Good riddance — but not yet.

That seemed to be the message Tuesday from dozens of community activists, who applaud the decision to destroy the Cook County Sheriff’s Office’s controversial gang database but not before some key questions are answered.

“This rush to get rid of it is a way to protect themselves from public scrutiny and from being accountable,” Miguel Lopez, an organizer with Organized Communities Against Deportations, said during a public hearing of the Cook County Board’s Criminal Justice Committee. “There are still way too many questions, questions that the Cook County sheriff may never have the courage to honestly answer.”

One activist after another expressed frustration that neither Sheriff Tom Dart nor any of his representatives were at the hearing to talk about what the activists see as a flawed database that doesn’t prevent crime but creates fear and panic in the city’s minority communities.

“What is the sheriff afraid of?” Olivia Abrecht, a youth organizer with the Brighton Park Neighborhood Council, said before the hearing.

At one point, Cook County Commissioner Deborah Sims told the gathering: “We’re not the sheriff’s boss. . . . The sheriff is elected by the people.”

Cara Smith, Dart’s chief policy adviser, has said the database is offline and in a secure place.

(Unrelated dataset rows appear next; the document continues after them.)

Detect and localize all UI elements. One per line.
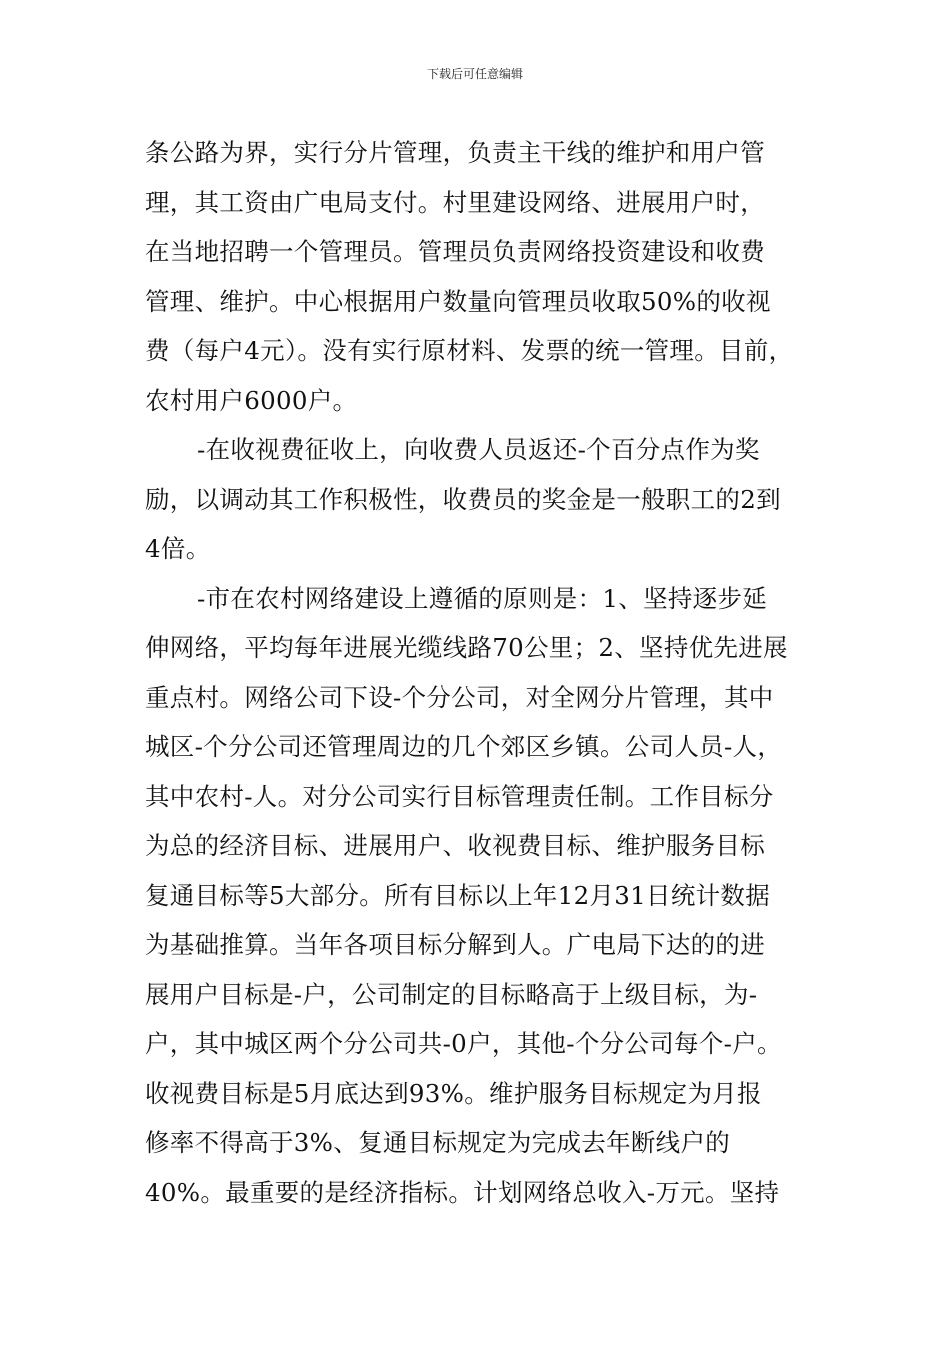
text-line: 复通目标等5大部分。所有目标以上年12月31日统计数据 (145, 880, 771, 910)
text-line: 在当地招聘一个管理员。管理员负责网络投资建设和收费 (145, 237, 765, 266)
text-line: 费（每户4元）。没有实行原材料、发票的统一管理。目前， (145, 336, 794, 365)
text-line: 励，以调动其工作积极性，收费员的奖金是一般职工的2到 (145, 484, 781, 514)
text-line: 40%。最重要的是经济指标。计划网络总收入-万元。坚持 (145, 1177, 780, 1207)
text-line: 收视费目标是5月底达到93%。维护服务目标规定为月报 (145, 1078, 762, 1108)
text-line: 伸网络，平均每年进展光缆线路70公里；2、坚持优先进展 (145, 633, 788, 662)
text-line: 理，其工资由广电局支付。村里建设网络、进展用户时， (145, 187, 765, 217)
text-line: 条公路为界，实行分片管理，负责主干线的维护和用户管 (145, 138, 765, 167)
text-line: 城区-个分公司还管理周边的几个郊区乡镇。公司人员-人， (145, 732, 783, 761)
paragraph-2 (145, 425, 825, 574)
text-line: -在收视费征收上，向收费人员返还-个百分点作为奖 (197, 435, 760, 464)
text-line: 为总的经济目标、进展用户、收视费目标、维护服务目标 (145, 831, 765, 860)
text-line: 农村用户6000户。 (145, 385, 358, 415)
text-line: 重点村。网络公司下设-个分公司，对全网分片管理，其中 (145, 682, 774, 712)
page-header-note: 下载后可任意编辑 (426, 67, 523, 81)
text-line: 展用户目标是-户，公司制定的目标略高于上级目标，为- (145, 979, 758, 1009)
text-line (145, 1316, 825, 1366)
text-line: 修率不得高于3%、复通目标规定为完成去年断线户的 (145, 1128, 731, 1157)
paragraph-3 (145, 574, 825, 1366)
paragraph-1 (145, 128, 825, 425)
text-line: 为基础推算。当年各项目标分解到人。广电局下达的的进 (145, 930, 765, 959)
text-line: 管理、维护。中心根据用户数量向管理员收取50%的收视 (145, 286, 771, 316)
text-line: 其中农村-人。对分公司实行目标管理责任制。工作目标分 (145, 781, 774, 811)
text-line: 户，其中城区两个分公司共-0户，其他-个分公司每个-户。 (145, 1029, 782, 1058)
text-line (145, 1267, 825, 1317)
document-body (145, 128, 825, 1366)
text-line: 4倍。 (145, 534, 211, 563)
text-line (145, 1217, 825, 1267)
text-line: -市在农村网络建设上遵循的原则是：1、坚持逐步延 (197, 583, 768, 613)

The board on Tuesday read a letter from Bradley Curry, Dart’s chief of staff, who said that because the county’s inspector general is investigating the database “it would be inappropriate to engage in a hearing about the very issues being considered by IG [Patrick] Blanchard until the investigation is concluded.”

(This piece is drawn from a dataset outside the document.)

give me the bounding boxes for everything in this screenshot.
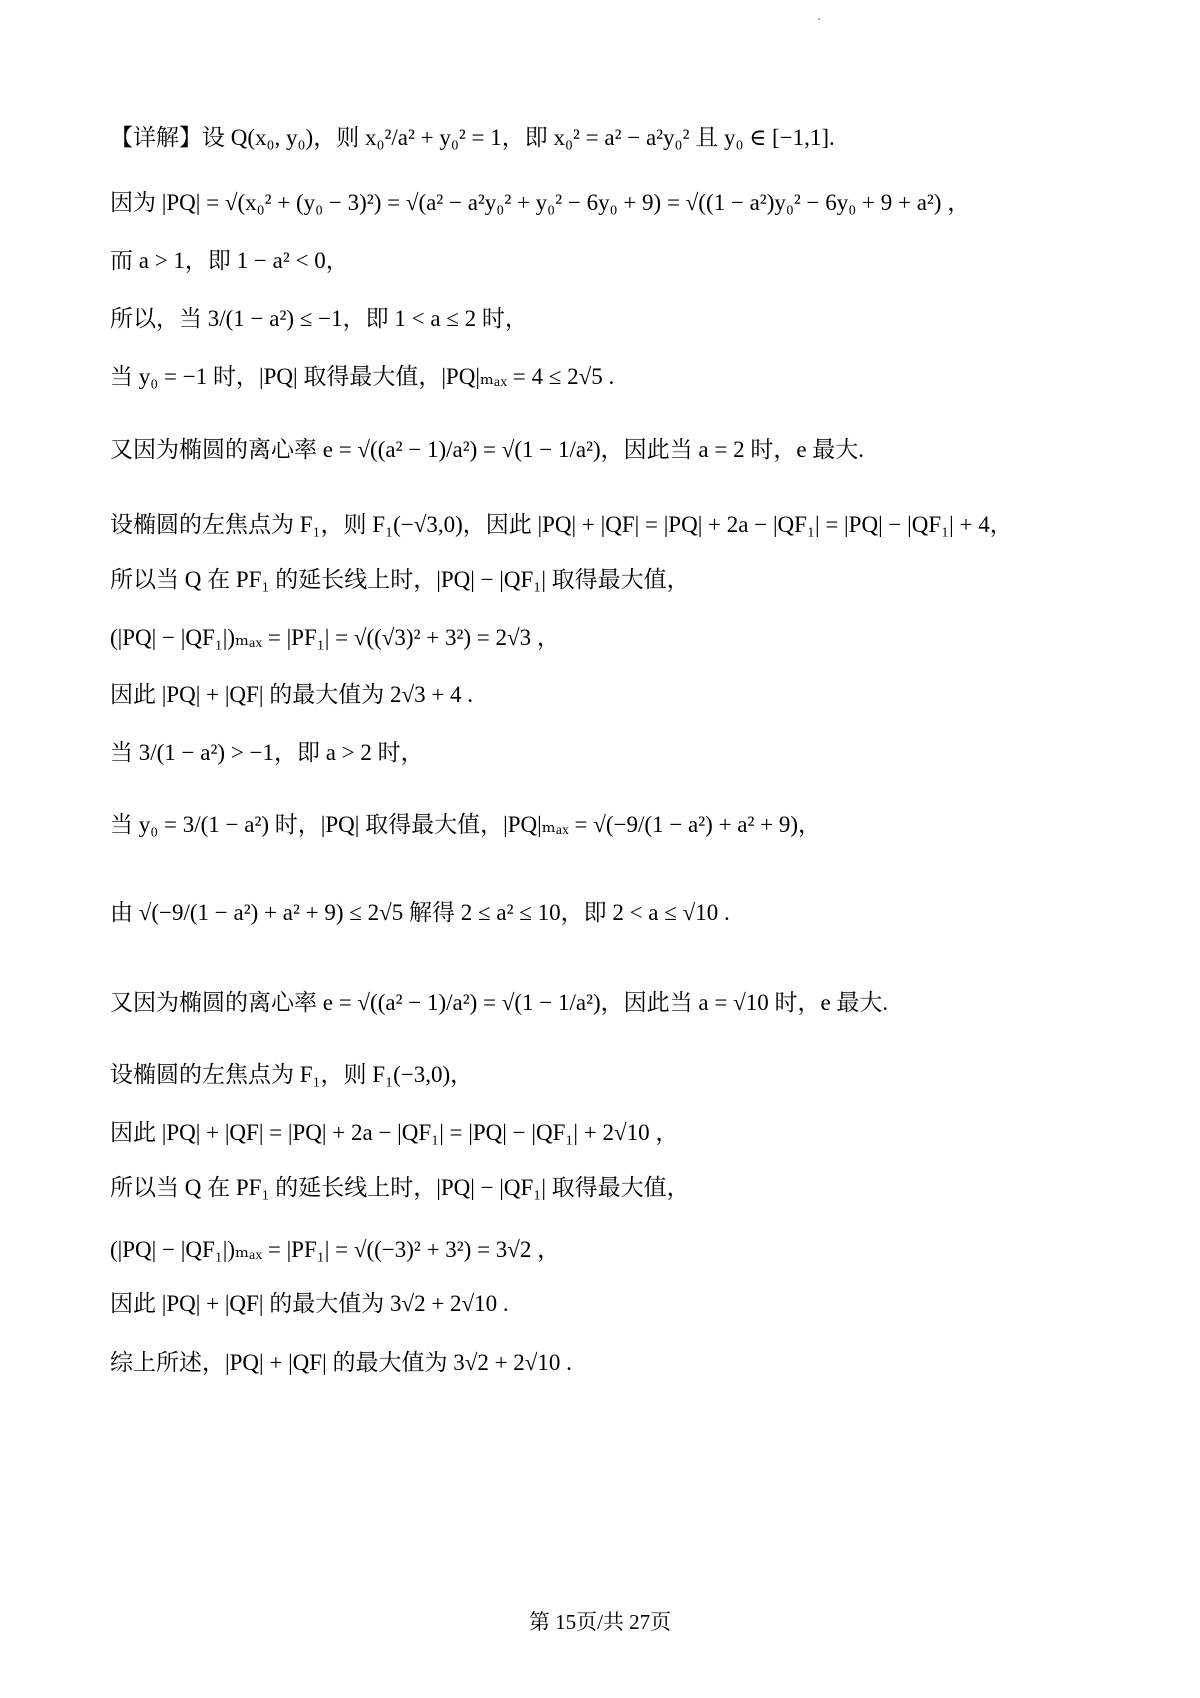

The board voted in February to destroy the county’s Regional Gang Intelligence Database. That ordinance prohibits the sheriff’s office from maintaining, recreating or sharing information on the database. It also mandates the sheriff’s office to “enact the final destruction” of the tool.

But that didn’t end the concerns. Activists say they’re worried about hundreds of local, state and federal agencies that might have downloaded information from the database and might be still using that information. They also want to know who is on the list so those people could potentially petition a judge to have their names removed.

Amy Campanelli, the Cook County public defender, told the board why she believes gang affiliation can be so damaging.

“When jurors hear the word, ‘gang,’ that triggers bias, dangerousness and a stereotype that the person must be guilty of the crime — just from the alleged association of being in a gang,” Campanelli said.

Hazel Crest Police Chief Mitchell Davis told the board that a gang database is “definitely an asset” for the police, but he said it needs to be assembled fairly.

“You can’t just tell me that black and brown folks are the only ones in gangs,” said Davis, who is African American.